About that transparency and accountability Mr. President.

John Kiriakou

AP Photo

Obama’s State of the Union hit all of the right chords. Tax the rich, get manufacturing back, don’t go to war with Iran (unless we go to war with Iran), blah blah blah. I felt better about his policies before he asked Congress to write indefinite detention into the defense budget, and stumped for a 20-billion-dollar slap on the wrist for the banks and cracked down on whistleblowers.

Obama talked a great deal about holding people “accountable” for their actions. As Obama noted in his speech, “Most of al Qaeda’s top lieutenants have been defeated.

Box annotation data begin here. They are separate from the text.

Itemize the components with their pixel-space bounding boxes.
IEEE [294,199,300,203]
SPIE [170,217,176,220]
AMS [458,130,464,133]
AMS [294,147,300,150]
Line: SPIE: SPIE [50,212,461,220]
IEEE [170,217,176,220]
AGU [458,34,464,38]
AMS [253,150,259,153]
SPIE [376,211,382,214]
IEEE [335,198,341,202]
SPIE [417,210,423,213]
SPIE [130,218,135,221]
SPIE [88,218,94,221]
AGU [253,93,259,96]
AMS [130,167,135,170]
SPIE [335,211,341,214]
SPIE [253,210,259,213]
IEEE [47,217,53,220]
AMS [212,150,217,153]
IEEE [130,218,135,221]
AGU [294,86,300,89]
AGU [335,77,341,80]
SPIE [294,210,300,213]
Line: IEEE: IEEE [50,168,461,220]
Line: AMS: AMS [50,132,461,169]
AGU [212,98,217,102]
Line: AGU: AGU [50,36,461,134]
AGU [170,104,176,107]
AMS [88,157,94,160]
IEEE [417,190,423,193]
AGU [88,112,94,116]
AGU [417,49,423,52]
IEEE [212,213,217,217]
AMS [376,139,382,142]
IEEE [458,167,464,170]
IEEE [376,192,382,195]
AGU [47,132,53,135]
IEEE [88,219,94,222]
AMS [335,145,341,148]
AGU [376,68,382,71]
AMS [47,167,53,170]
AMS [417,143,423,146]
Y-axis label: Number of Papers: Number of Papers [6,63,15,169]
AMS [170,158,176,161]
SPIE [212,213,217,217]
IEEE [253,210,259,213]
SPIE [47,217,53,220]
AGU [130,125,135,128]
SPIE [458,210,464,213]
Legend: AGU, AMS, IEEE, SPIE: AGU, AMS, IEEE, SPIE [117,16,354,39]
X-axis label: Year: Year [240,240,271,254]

The Taliban’s momentum has been broken, and some troops in Afghanistan have begun to come home.”  A great deal of credit can be given to the man who was the head of CIA operations in Afghanistan, John Kiriakou. Kiriakou though controversially came out against waterboarding, of which President Obama himself said “Waterboarding is torture. It’s contrary to America’s traditions, it’s contrary to our ideals, it’s not who we are, it’s not how we operate.”  And as of Monday, Kiriakou is being charged with allegedly disclosing classified information to reporters about the CIA’s waterboarding program. Included among those charges are two counts under the Espionage Act of 1917, based on the allegation that he disclosed information which he “had reason to believe could be used to the injury of the United States and to the advantage of any foreign nation.” So, it’s hard for me to get turned on by Obama’s speech when he has spoken out on waterboarding, but his actions are to jail the very federal agent who did something about it.

The John Kiriakou case is one we will following closely.  Full disclosure, John is my cousin, and a man who has lived his life selflessly for his country.  He is now the 6th victim of Obama going after whistleblowers, while in the history of the nation there have been only 3 people brought up on similar charges.  And this coming from the President who promised to have a “transparent presidency”. When campaigning in 2008, Obama promised to protect whistleblowers, saying their “acts of courage and patriotism, which can sometimes save lives and often save taxpayer dollars, should be encouraged rather than stifled.”

In an Huffington Post article today, John Rudolf writes: 

Jesselyn Radack, an attorney with the Government Accountability Project, which defends whistle-blowers, called Kiriakou’s arrest the most recent example of a broader administration crackdown against federal officials who disclose illegal, abusive or wasteful government activity.

‘This is being done to send a chilling message to whistle-blowers, journalists and defense lawyers to keep quiet,’ Radack said.

Daniel Ellsberg, who leaked the “Pentagon Papers” in 1971, revealing a long history of government duplicity over the Vietnam War, said it was brazenly hypocritical to prosecute Kiriakou for leaking information related to waterboarding while those who performed it were granted immunity.

“You’re criminalizing the revelation of illegality and you’re decriminalizing the illegality — the torture,” Ellsberg said.

Ellsberg added that there had been no prosecution of the former head of the CIA’s clandestine service, who admitted ordering the destruction of 92 videotapes of brutal interrogations of al-Qaeda suspects in Thailand.

“Is that person prosecuted?” Ellsberg said. “Absolutely not.”

Not even Nixon himself, the great paranoid spectre of the White House demanded this kind of merciless, unflinching “loyalty”. If he had, would Ellsberg himself have leaked the Pentagon Papers, could the Watergate investigations have happened, or Iran Contra? The environment our once great liberal hope has created stifles exactly the transparency and accountability he pretends to cherish.